I made an implementation of this strategy in TensorFlow. It's not strictly PCA, because the cost function is simply \[ || y_b - w_b x_b || \cdot \frac{1}{B}, \] where the \( b \) subscript indicates that it's from within a batch, and \( B \) is the size of the batch. The complete implementation is available here, but the main functional TensorFlow part is the following

N = 2  # Latent space dimensionality

W = tf.Variable(np.random.randn(G, N), name='weights')
x = tf.Variable(np.random.randn(N, S), name='PCs')

sample_idx = tf.placeholder(tf.int32, shape=[None])
variable_idx = tf.placeholder(tf.int32, shape=[None])
y_ = tf.placeholder(tf.float64, shape=[None])

W_ = tf.gather(W, variable_idx)
x_ = tf.gather(tf.matrix_transpose(x), sample_idx)
y_hat = tf.reduce_sum(W_ * x_, 1)

cost = tf.nn.l2_loss(y_ - y_hat) / batch_size

The main point is to use the tf.gather functions to get the sub-tensors for the current batch.

For startars, we apply this to the Iris data:

We see that the cost is going down, and we get a 2-dimensional representation. If we compare to the normal solution to PCA, we see that the our solution finds roughly the same features.

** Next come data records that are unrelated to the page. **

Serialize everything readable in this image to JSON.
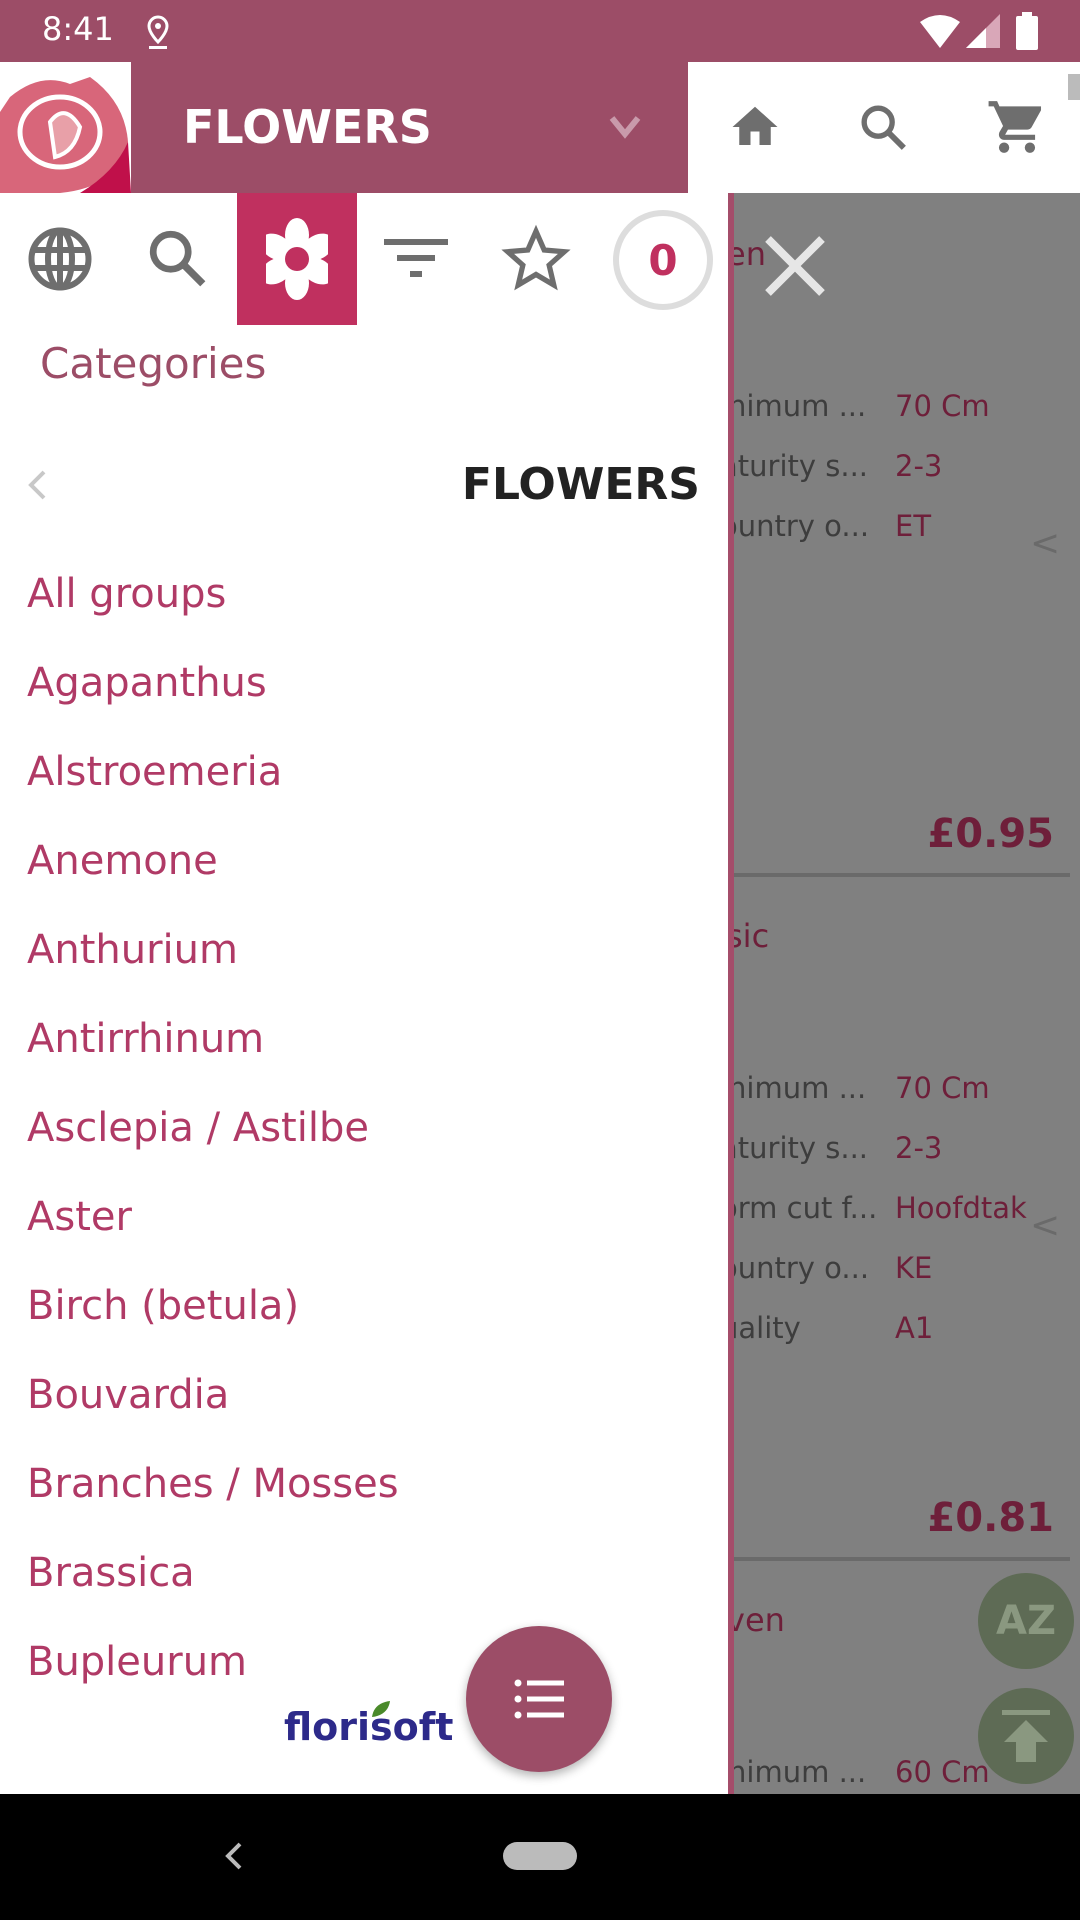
{
  "status": {
    "time": "8:41"
  },
  "appbar": {
    "title": "FLOWERS"
  },
  "drawer": {
    "count": "0",
    "heading": "Categories",
    "section": "FLOWERS",
    "items": [
      "All groups",
      "Agapanthus",
      "Alstroemeria",
      "Anemone",
      "Anthurium",
      "Antirrhinum",
      "Asclepia / Astilbe",
      "Aster",
      "Birch (betula)",
      "Bouvardia",
      "Branches / Mosses",
      "Brassica",
      "Bupleurum"
    ],
    "brand": "florisoft"
  },
  "colors": {
    "primary": "#9c4d67",
    "accent": "#c0305f",
    "item": "#b03a66"
  },
  "background": {
    "card1": {
      "title": "en",
      "rows": [
        [
          "inimum ...",
          "70 Cm"
        ],
        [
          "aturity s...",
          "2-3"
        ],
        [
          "ountry o...",
          "ET"
        ]
      ],
      "price": "£0.95"
    },
    "card2": {
      "title": "sic",
      "rows": [
        [
          "inimum ...",
          "70 Cm"
        ],
        [
          "aturity s...",
          "2-3"
        ],
        [
          "orm cut f...",
          "Hoofdtak"
        ],
        [
          "ountry o...",
          "KE"
        ],
        [
          "uality",
          "A1"
        ]
      ],
      "price": "£0.81"
    },
    "card3": {
      "title": "ven",
      "rows": [
        [
          "inimum ...",
          "60 Cm"
        ]
      ]
    },
    "sort_label": "AZ"
  }
}
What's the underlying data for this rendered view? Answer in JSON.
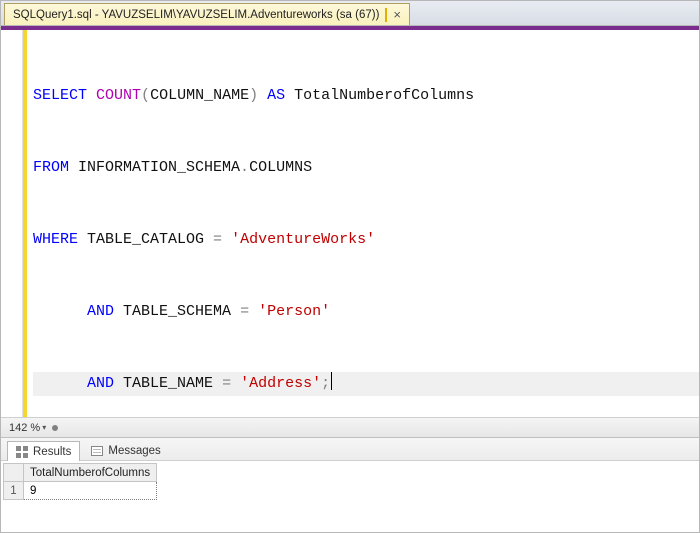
{
  "tab": {
    "title": "SQLQuery1.sql - YAVUZSELIM\\YAVUZSELIM.Adventureworks (sa (67))"
  },
  "sql": {
    "l1": {
      "select": "SELECT",
      "count": "COUNT",
      "lp": "(",
      "col": "COLUMN_NAME",
      "rp": ")",
      "as": " AS ",
      "alias": "TotalNumberofColumns"
    },
    "l2": {
      "from": "FROM",
      "schema": " INFORMATION_SCHEMA",
      "dot": ".",
      "obj": "COLUMNS"
    },
    "l3": {
      "where": "WHERE",
      "col": " TABLE_CATALOG ",
      "eq": "= ",
      "val": "'AdventureWorks'"
    },
    "l4": {
      "and": "AND",
      "col": " TABLE_SCHEMA ",
      "eq": "= ",
      "val": "'Person'"
    },
    "l5": {
      "and": "AND",
      "col": " TABLE_NAME ",
      "eq": "= ",
      "val": "'Address'",
      "semi": ";"
    }
  },
  "zoom": {
    "value": "142 %"
  },
  "resultTabs": {
    "results": "Results",
    "messages": "Messages"
  },
  "resultGrid": {
    "colHeader": "TotalNumberofColumns",
    "rowNumber": "1",
    "cellValue": "9"
  }
}
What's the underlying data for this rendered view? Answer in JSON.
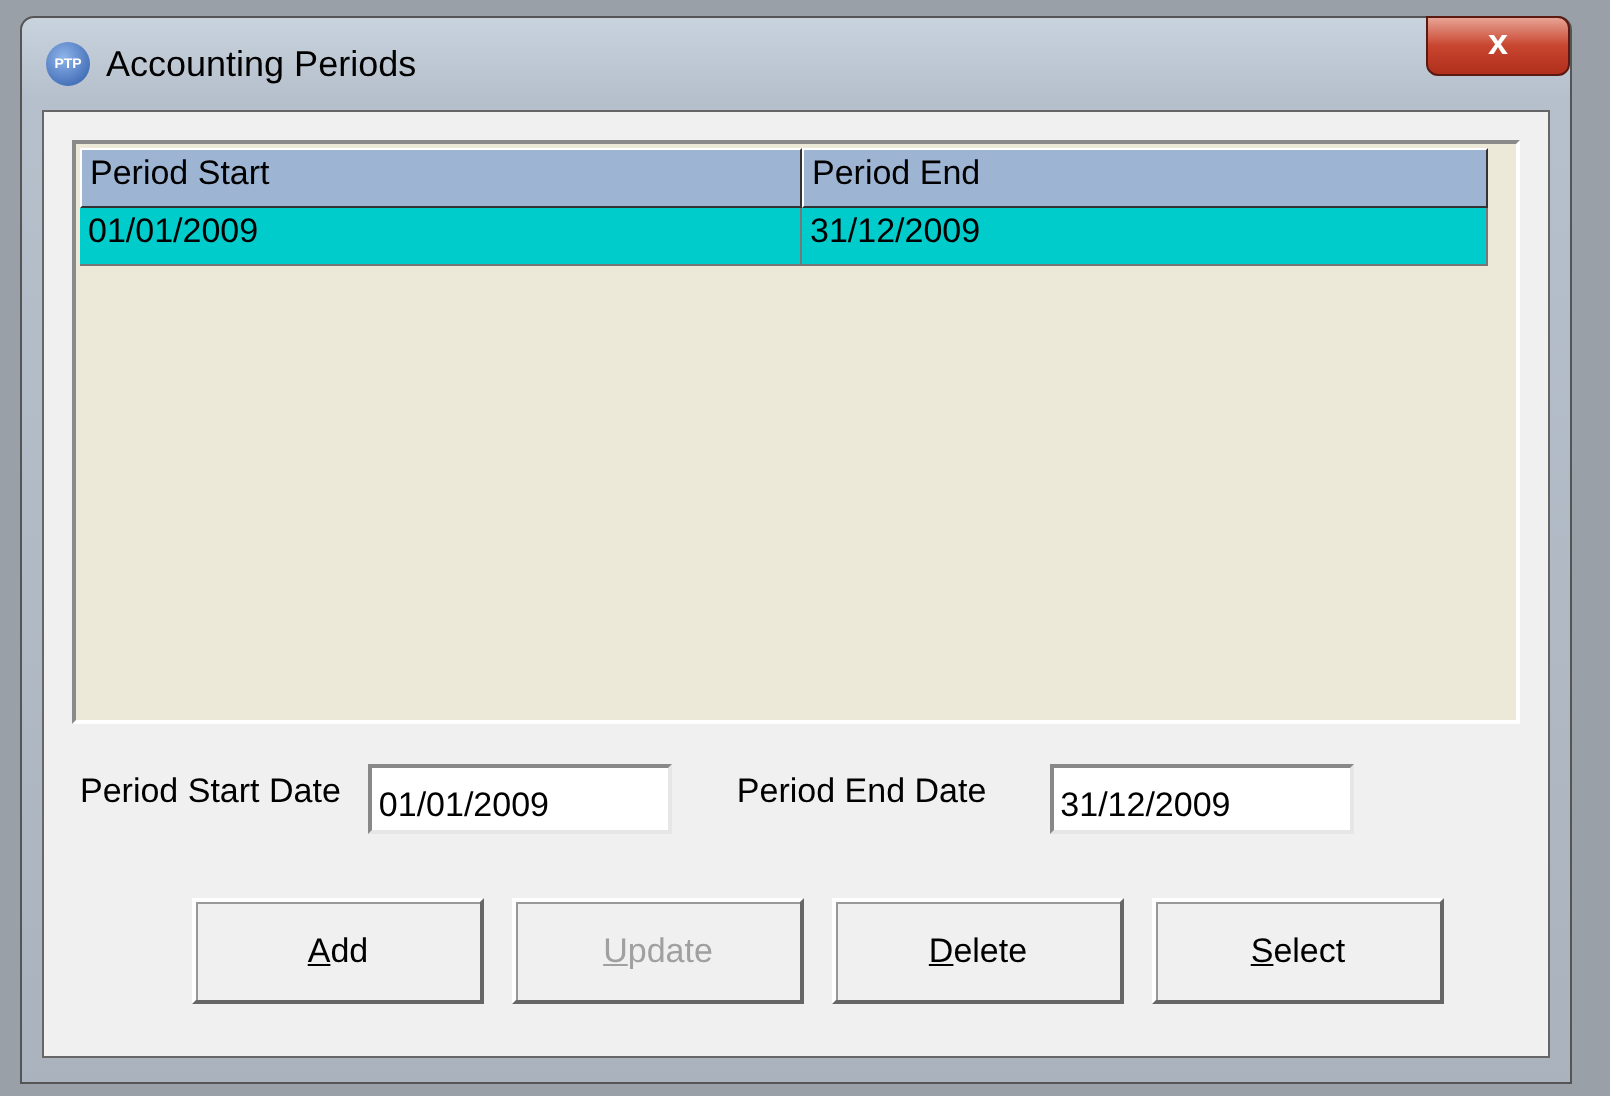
{
  "window": {
    "title": "Accounting Periods",
    "icon_text": "PTP",
    "close_label": "x"
  },
  "table": {
    "columns": [
      "Period Start",
      "Period End"
    ],
    "rows": [
      {
        "cells": [
          "01/01/2009",
          "31/12/2009"
        ],
        "selected": true
      }
    ]
  },
  "fields": [
    {
      "label": "Period Start Date",
      "value": "01/01/2009"
    },
    {
      "label": "Period End Date",
      "value": "31/12/2009"
    }
  ],
  "buttons": [
    {
      "mnemonic": "A",
      "rest": "dd",
      "disabled": false
    },
    {
      "mnemonic": "U",
      "rest": "pdate",
      "disabled": true
    },
    {
      "mnemonic": "D",
      "rest": "elete",
      "disabled": false
    },
    {
      "mnemonic": "S",
      "rest": "elect",
      "disabled": false
    }
  ]
}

Can we use this for real and interesting data? We evaluate this by considering a dataset by Zeisel et al, consisting of 3,005 single cells from mouse brain. We look at the 3,000 top variable genes, so the long form representation has about nine million rows. Using a batch size of 10,000, we get fairly good results in about 10 seconds.

Again, comparing to the typical solution, here using scikit-learn, we see the same general features.

It should be noted that the scikit-learn PCA is instant for this dataset, it really doesn't make sense to use this mini-batch SGD version in practice. But I think it is interesting because it does show we can use the mini-batch SGD concept for tasks like these. The model we use here could be extended to include known covariates, or it could be used for clustering.